Members of the Snowy River Alliance and the Women of the Snowy River committees from Dalgety and Orbost the only two towns on the Snowy River downstream of Jindabyne were recently contacted by the museum as they sought items of significance relating to the negotiations that took place between the lobby groups, Murray River irrigators, hydroelectricity managers, scientists and federal and state governments in 1997/1998, and the years after, regarding the ‘Let the Snowy Flow’ and ‘28 Per Cent’ campaigns.
These items of history are to go on display in the museum for the next 10 years as part of a larger collection.
Items headed north include posters created by local school children, as well as ones used to protest, along with a large sculpture made from the reports issued by the Snowy Water Inquiry 1998. The sculpture was a team effort between Women of the Snowy River, Snowy River Alliance, Environment Victoria, Myer Foundation and Australia Geographic. It sprang from the disappointment they felt towards the information presented in the booklet. Through their creative display the women were able to depict their concerns for the Snowy and the impact the Snowy Hydro dams would have on the iconic river and its communities.

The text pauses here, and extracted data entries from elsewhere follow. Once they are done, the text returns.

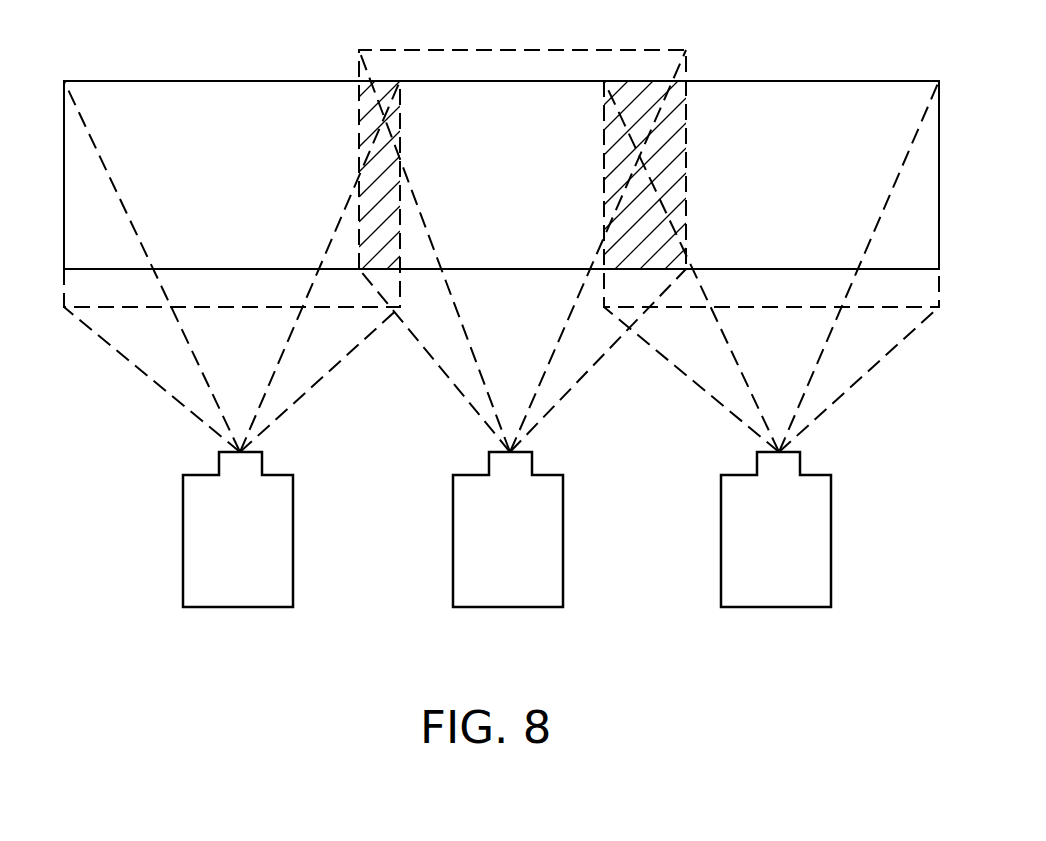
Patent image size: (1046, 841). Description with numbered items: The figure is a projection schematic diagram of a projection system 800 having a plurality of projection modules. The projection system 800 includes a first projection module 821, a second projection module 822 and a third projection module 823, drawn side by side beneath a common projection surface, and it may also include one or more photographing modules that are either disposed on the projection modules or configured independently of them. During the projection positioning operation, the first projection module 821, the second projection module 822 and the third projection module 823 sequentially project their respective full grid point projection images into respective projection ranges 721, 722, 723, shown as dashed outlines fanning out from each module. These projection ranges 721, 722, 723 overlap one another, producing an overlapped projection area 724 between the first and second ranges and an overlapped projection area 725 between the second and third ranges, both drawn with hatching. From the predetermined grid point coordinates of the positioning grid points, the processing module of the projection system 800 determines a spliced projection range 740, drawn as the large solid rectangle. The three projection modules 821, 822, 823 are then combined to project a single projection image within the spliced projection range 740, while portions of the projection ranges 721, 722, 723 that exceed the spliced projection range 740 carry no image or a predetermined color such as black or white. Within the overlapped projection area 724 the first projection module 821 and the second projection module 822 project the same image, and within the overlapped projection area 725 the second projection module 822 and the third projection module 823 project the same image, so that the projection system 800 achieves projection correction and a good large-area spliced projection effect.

The projection system 800 is at (921, 676).
The spliced projection range 740 is at (842, 81).
The projection range 721 is at (118, 307).
The projection range 722 is at (686, 70).
The projection range 723 is at (887, 307).
The overlapped projection area 724 is at (400, 129).
The overlapped projection area 725 is at (686, 138).
The first projection module 821 is at (237, 607).
The second projection module 822 is at (507, 607).
The third projection module 823 is at (776, 607).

The sculpture included real sand, algae and rocks from the river to highlight its current state and took 14 days to construct by a small but dedicated team.
The sculpture was restored by Ruth Hanson and Dawn van den Berg before its voyage to Canberra.
PICTURED: Ruth Hanson worked with a small but dedicated team in 1997/98 to create the sculpture and has been a part of the restoration in preparation for the exhibition in Canberra.